Het Verhaal van Moe Lies

Voor de gemeente Hove schreef ik het verhaal van de nieuwe reuzin van Hove, de eerste 100-jarige en tevens laatste bareelwachter in de gemeente: Moe Lies. Voor de nabestaanden van de echte Moe Lies was het belangrijk dat het verhaal historisch correct was. Daarom weefde ik het verhaal rond enkele van haar slagzinnen zoals: 'Als het maar proper is.' en de 'Wat moet, dat moet en meer is dat niet.' Op die manier kregen de kinderen van vandaag toch iets mee van de tijdgeest waarin de echte Moe Lies opgroeide. 

Lies is handig met naald en draad.

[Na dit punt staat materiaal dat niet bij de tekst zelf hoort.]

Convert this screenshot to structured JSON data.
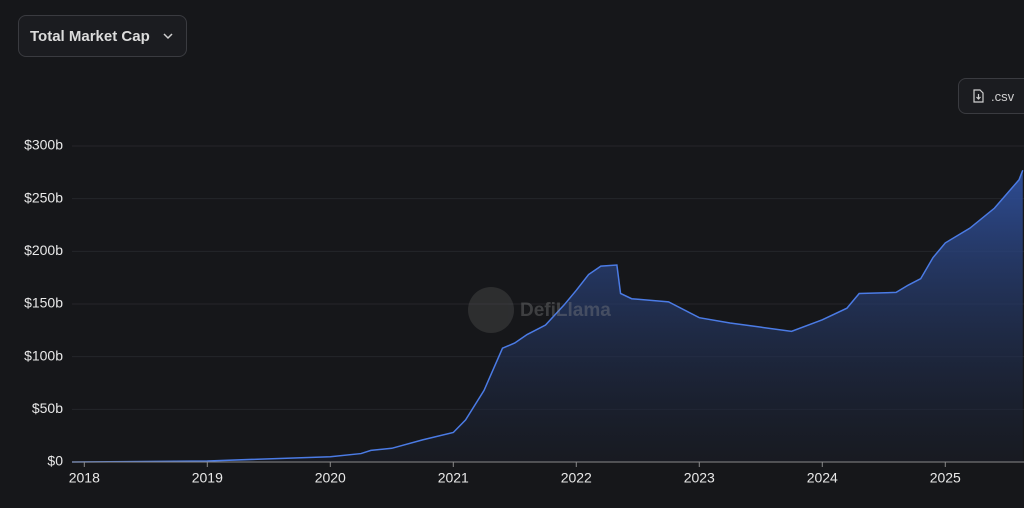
{
  "header": {
    "dropdown": "Total Market Cap",
    "csv": ".csv"
  },
  "chart_data": {
    "type": "area",
    "watermark": "DefiLlama",
    "color": "#4b7be5",
    "x": [
      2017.9,
      2019,
      2020,
      2020.25,
      2020.33,
      2020.5,
      2020.75,
      2021,
      2021.1,
      2021.25,
      2021.4,
      2021.5,
      2021.6,
      2021.75,
      2021.9,
      2022,
      2022.1,
      2022.2,
      2022.33,
      2022.36,
      2022.45,
      2022.75,
      2023,
      2023.25,
      2023.5,
      2023.75,
      2024,
      2024.2,
      2024.3,
      2024.6,
      2024.7,
      2024.8,
      2024.9,
      2025,
      2025.2,
      2025.4,
      2025.6,
      2025.63
    ],
    "values": [
      0,
      1,
      5,
      8,
      11,
      13,
      21,
      28,
      40,
      68,
      108,
      113,
      121,
      130,
      149,
      163,
      178,
      186,
      187,
      160,
      155,
      152,
      137,
      132,
      128,
      124,
      135,
      146,
      160,
      161,
      168,
      174,
      194,
      208,
      222,
      241,
      268,
      277
    ],
    "xlim": [
      2017.9,
      2025.64
    ],
    "ylim": [
      0,
      300
    ],
    "xticks": [
      2018,
      2019,
      2020,
      2021,
      2022,
      2023,
      2024,
      2025
    ],
    "yticks": [
      {
        "value": 0,
        "label": "$0"
      },
      {
        "value": 50,
        "label": "$50b"
      },
      {
        "value": 100,
        "label": "$100b"
      },
      {
        "value": 150,
        "label": "$150b"
      },
      {
        "value": 200,
        "label": "$200b"
      },
      {
        "value": 250,
        "label": "$250b"
      },
      {
        "value": 300,
        "label": "$300b"
      }
    ],
    "grid": true
  }
}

Ze loopt van huis naar huis om kleren te herstellen, knopen aan dikke winterjassen te zetten of gaten te dichten in zondagse tafelkleden. Vroeger hadden de mensen nog niet zoveel geld dat ze alsmaar nieuwe kleren kochten. Alles werd hersteld en 't ging vaak een leven lang mee. En terwijl ze zat te werken, hoorde Lies de mensen soms zuchten dat ze wel een nieuw kleed hadden gekocht als de scheur in't midden van't kleed had gezeten, maar dat een scheur aan de rand minder opvalt of dat kinderen potdekke sneller gaten in hun hemd ritsen dan dat hun ogen knipperen, dan zei Lies: "Och een scheur in uw kleed da's niks. Als't maar proper is!" Dan knikten de mensen. Een scheur kan iedereen overkomen. "Als't maar proper is!"